In September, the Rocky Vista University College of Osteopathic Medicine (RVUCOM) Rural and Wilderness Medicine Department hosted a live video teleconference with the McMurdo Base in Antarctica. RVU students, faculty and staff attended the event, along with participants watching from their computers, as the live video was broadcast online. The teleconference started with an in-depth presentation, “Medical Challenges in Antarctica,” provided by Douglas H. Freer, MD, DPM, MPH, Medical Director for Raytheon Polar Services.  Dr. Freer spoke about the challenges medical professionals face working in a harsh and remote location, and provided an overview of the McMurdo Base, the largest of the three primary American-staffed bases in Antarctica. A crew of seven medical professionals who live on the McMurdo Base held an interactive question-and-answer session with RVUCOM students and other students viewing the teleconference online.

The teleconference was made possible by the National Science Foundation and Raytheon Polar Services and arranged by Dr. Freer and Thomas Told, DO, Assistant Dean of Clinical Education and Rural and Wilderness Medicine Department Chair at RVUCOM. The Rural and Wilderness Medicine Track is a specialized educational track created for students to enhance the focus of their medical education and to prepare them to serve the health care needs of patients in rural or wilderness environments that may lack major medical support systems.

VCOM Dean Recognized by Virginia Secretary of Health

Edward Via College of Osteopathic Medicine Executive Vice President and Dean Dixie Tooke-Rawlins, DO, was recently recognized by Virginia Secretary of Health and Human Resources Bill Hazel (shown with Dr.

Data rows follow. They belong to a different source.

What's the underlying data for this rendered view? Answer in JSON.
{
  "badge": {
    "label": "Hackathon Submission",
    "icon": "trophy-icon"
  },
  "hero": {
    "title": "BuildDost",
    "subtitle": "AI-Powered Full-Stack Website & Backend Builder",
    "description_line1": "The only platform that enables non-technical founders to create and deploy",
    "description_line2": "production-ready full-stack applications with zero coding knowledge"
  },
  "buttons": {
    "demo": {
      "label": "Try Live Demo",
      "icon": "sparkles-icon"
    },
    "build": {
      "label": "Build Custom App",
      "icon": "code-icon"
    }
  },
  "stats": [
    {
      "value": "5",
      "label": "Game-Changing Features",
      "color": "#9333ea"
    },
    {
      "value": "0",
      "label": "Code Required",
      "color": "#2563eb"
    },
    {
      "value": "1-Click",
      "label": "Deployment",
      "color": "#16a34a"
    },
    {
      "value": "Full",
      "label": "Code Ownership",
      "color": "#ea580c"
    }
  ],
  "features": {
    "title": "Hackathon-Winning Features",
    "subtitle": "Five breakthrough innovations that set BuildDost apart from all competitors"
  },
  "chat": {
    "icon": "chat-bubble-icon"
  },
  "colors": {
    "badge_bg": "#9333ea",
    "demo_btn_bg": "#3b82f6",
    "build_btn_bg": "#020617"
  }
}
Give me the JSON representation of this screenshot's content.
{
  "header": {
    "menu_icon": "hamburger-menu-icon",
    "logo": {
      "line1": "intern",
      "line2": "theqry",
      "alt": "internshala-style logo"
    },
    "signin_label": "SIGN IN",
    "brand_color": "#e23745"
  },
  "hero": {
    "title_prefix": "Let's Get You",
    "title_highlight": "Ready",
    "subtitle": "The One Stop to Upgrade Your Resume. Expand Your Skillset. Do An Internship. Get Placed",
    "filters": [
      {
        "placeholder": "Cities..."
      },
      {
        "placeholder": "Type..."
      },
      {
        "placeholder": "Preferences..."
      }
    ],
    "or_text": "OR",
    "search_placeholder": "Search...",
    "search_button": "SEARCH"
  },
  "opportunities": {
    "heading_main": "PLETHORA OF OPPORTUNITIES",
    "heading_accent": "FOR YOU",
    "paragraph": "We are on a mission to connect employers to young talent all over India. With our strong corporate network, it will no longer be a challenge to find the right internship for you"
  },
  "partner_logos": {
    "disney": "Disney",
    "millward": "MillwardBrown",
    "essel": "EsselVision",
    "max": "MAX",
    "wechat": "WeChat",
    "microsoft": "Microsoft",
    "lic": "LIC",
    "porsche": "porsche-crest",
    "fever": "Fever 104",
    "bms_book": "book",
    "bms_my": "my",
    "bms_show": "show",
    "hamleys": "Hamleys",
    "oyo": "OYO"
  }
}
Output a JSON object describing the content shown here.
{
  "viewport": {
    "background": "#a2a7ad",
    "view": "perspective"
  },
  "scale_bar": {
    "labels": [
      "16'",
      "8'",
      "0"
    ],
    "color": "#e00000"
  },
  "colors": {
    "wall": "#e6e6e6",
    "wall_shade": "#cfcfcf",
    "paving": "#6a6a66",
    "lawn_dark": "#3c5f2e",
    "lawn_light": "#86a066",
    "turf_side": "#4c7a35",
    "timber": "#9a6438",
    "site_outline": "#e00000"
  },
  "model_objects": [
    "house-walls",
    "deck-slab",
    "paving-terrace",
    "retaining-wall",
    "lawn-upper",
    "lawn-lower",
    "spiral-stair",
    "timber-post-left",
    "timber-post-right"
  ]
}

Tooke-Rawlins at left) for being selected Educator of the Year by the American Osteopathic Foundation. In receiving the award, Dr. Rawlins said to the many state leaders in attendance, “Our mission is to improve the health status of the communities we serve by training physicians for rural Virginia and rural Appalachia.” 

WVSOM Raises Money for Breast Cancer Research with Pink Treadmill

The West Virginia School of Osteopathic Medicine (WVSOM) took part in National Breast Cancer Awareness month in October by encouraging people to log miles on a new pink treadmill. Cybex, manufacturer of the pink treadmill, donated 10 cents for every mile logged during October to the Breast Cancer Research Foundation. To reach WVSOM’s goal of raising $10,000, teams of students, faculty, staff and the Robert C. Byrd clinic staff were formed. Money was also raised for the Susan G. Komen for the Cure by raffling a gift basket filled with breast cancer awareness items. WVSOM President Michael Adelman, DO, JD, said that the school “is very excited to be the first in the state to have this pink treadmill and participate in the annual Pink Ribbon Run campaign. It is always important to support breast cancer research and work toward finding a cure.”

WesternU Appoints Dean of Graduate College of Biomedical Sciences

Western University of Health Sciences officials have announced the appointment of Michel Baudry, PhD, to Dean of the Graduate College of Biomedical Sciences, effective in January 2012. He most recently served as professor of biological sciences, neurology and biomedical engineering at the University of Southern California. Dr. Baudry graduated from the prestigious ECole Polytechnique in Paris and obtained a doctorate in biochemistry at the University of Paris VII. He has served on the faculty at the University of California, Irvine (UCI), where he collaborated on the development of a biochemical theory for learning and memory that remains one of the most widely accepted theories in the field.